Mapping the human DC lineage through the integration of high-dimensional techniques.
See P., Dutertre C-A., Chen J., Günther P., McGovern N., Irac SE., Gunawan M., Beyer M., Händler K., Duan K., Sumatoh HRB., Ruffin N., Jouve M., Gea-Mallorquí E., Hennekam RCM., Lim T., Yip CC., Wen M., Malleret B., Low I., Shadan NB., Fen CFS., Tay A., Lum J., Zolezzi F., Larbi A., Poidinger M., Chan JKY., Chen Q., Rénia L., Haniffa M., Benaroch P., Schlitzer A., Schultze JL., Newell EW., Ginhoux F.

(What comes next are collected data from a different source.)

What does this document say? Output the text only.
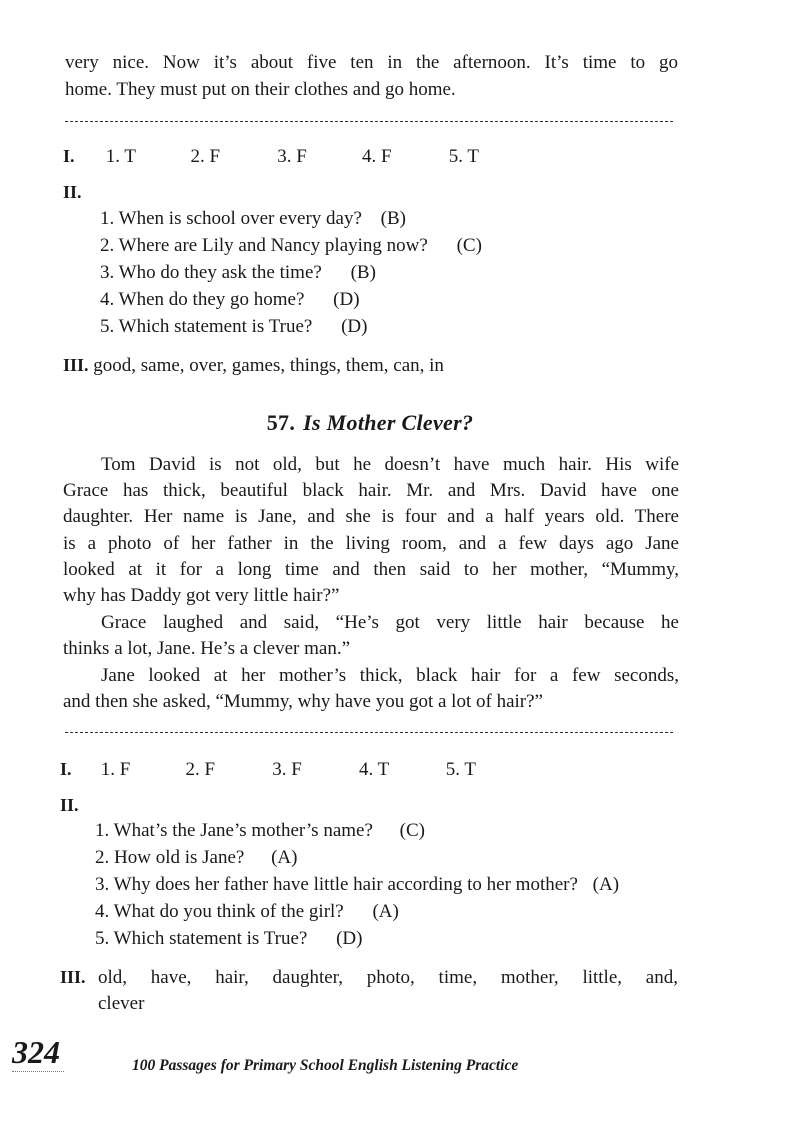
very nice. Now it’s about five ten in the afternoon. It’s time to go
home. They must put on their clothes and go home.
I. 1. T	2. F	3. F	4. F	5. T
II.
1. When is school over every day? (B)
2. Where are Lily and Nancy playing now? (C)
3. Who do they ask the time? (B)
4. When do they go home? (D)
5. Which statement is True? (D)
III. good, same, over, games, things, them, can, in
57. Is Mother Clever?
Tom David is not old, but he doesn’t have much hair. His wife
Grace has thick, beautiful black hair. Mr. and Mrs. David have one
daughter. Her name is Jane, and she is four and a half years old. There
is a photo of her father in the living room, and a few days ago Jane
looked at it for a long time and then said to her mother, “Mummy,
why has Daddy got very little hair?”
Grace laughed and said, “He’s got very little hair because he
thinks a lot, Jane. He’s a clever man.”
Jane looked at her mother’s thick, black hair for a few seconds,
and then she asked, “Mummy, why have you got a lot of hair?”
I. 1. F	2. F	3. F	4. T	5. T
II.
1. What’s the Jane’s mother’s name? (C)
2. How old is Jane? (A)
3. Why does her father have little hair according to her mother? (A)
4. What do you think of the girl? (A)
5. Which statement is True? (D)
III. old, have, hair, daughter, photo, time, mother, little, and,
clever
324	100 Passages for Primary School English Listening Practice
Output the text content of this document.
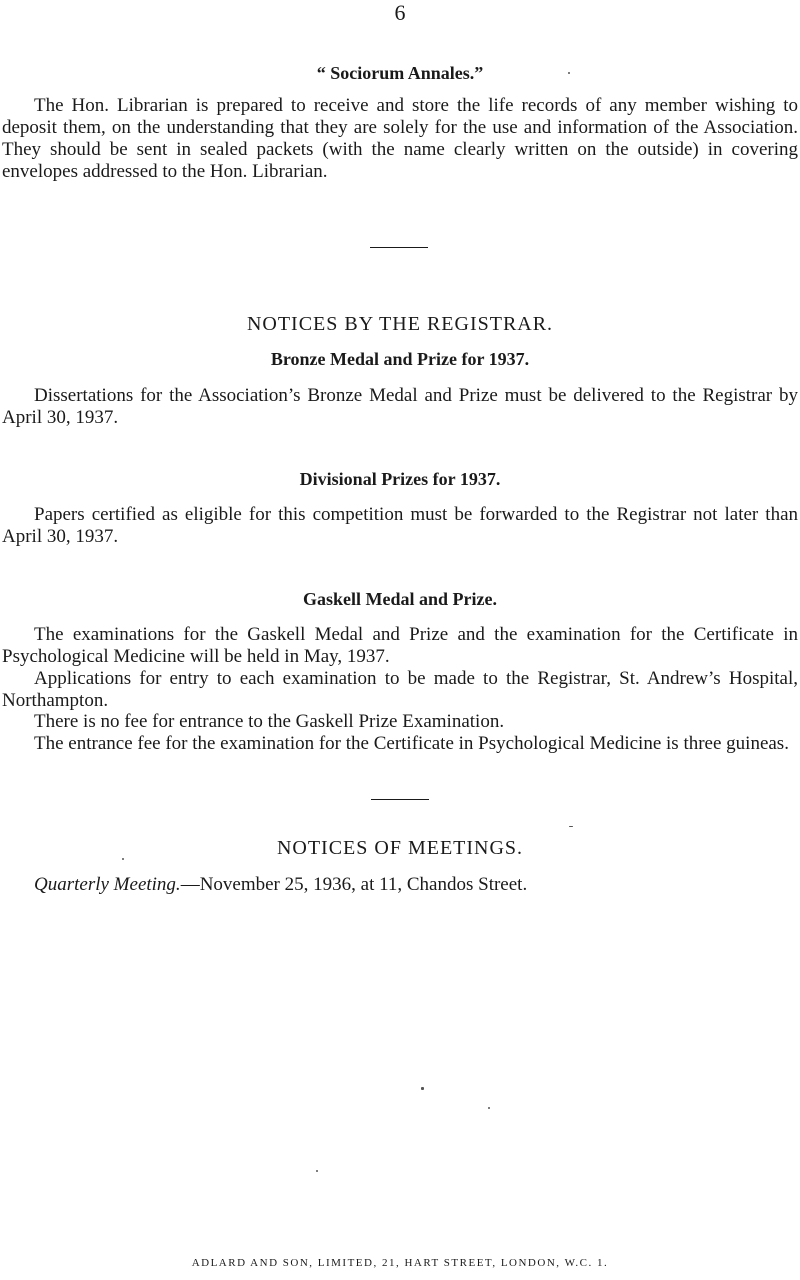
6
“ Sociorum Annales.”
The Hon. Librarian is prepared to receive and store the life records of any member wishing to deposit them, on the understanding that they are solely for the use and information of the Association. They should be sent in sealed packets (with the name clearly written on the outside) in covering envelopes addressed to the Hon. Librarian.
NOTICES BY THE REGISTRAR.
Bronze Medal and Prize for 1937.
Dissertations for the Association’s Bronze Medal and Prize must be delivered to the Registrar by April 30, 1937.
Divisional Prizes for 1937.
Papers certified as eligible for this competition must be forwarded to the Registrar not later than April 30, 1937.
Gaskell Medal and Prize.
The examinations for the Gaskell Medal and Prize and the examination for the Certificate in Psychological Medicine will be held in May, 1937.
Applications for entry to each examination to be made to the Registrar, St. Andrew’s Hospital, Northampton.
There is no fee for entrance to the Gaskell Prize Examination.
The entrance fee for the examination for the Certificate in Psychological Medicine is three guineas.
NOTICES OF MEETINGS.
Quarterly Meeting.—November 25, 1936, at 11, Chandos Street.
ADLARD AND SON, LIMITED, 21, HART STREET, LONDON, W.C. 1.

Dendritic cells (DC) are professional antigen-presenting cells that orchestrate immune responses. The human DC population comprises two main functionally specialized lineages, whose origins and differentiation pathways remain incompletely defined. Here, we combine two high-dimensional technologies-single-cell messenger RNA sequencing (scmRNAseq) and cytometry by time-of-flight (CyTOF)-to identify human blood CD123+CD33+CD45RA+ DC precursors (pre-DC). Pre-DC share surface markers with plasmacytoid DC (pDC) but have distinct functional properties that were previously attributed to pDC. Tracing the differentiation of DC from the bone marrow to the peripheral blood revealed that the pre-DC compartment contains distinct lineage-committed subpopulations, including one early uncommitted CD123high pre-DC subset and two CD45RA+CD123low lineage-committed subsets exhibiting functional differences. The discovery of multiple committed pre-DC populations opens promising new avenues for the therapeutic exploitation of DC subset-specific targeting.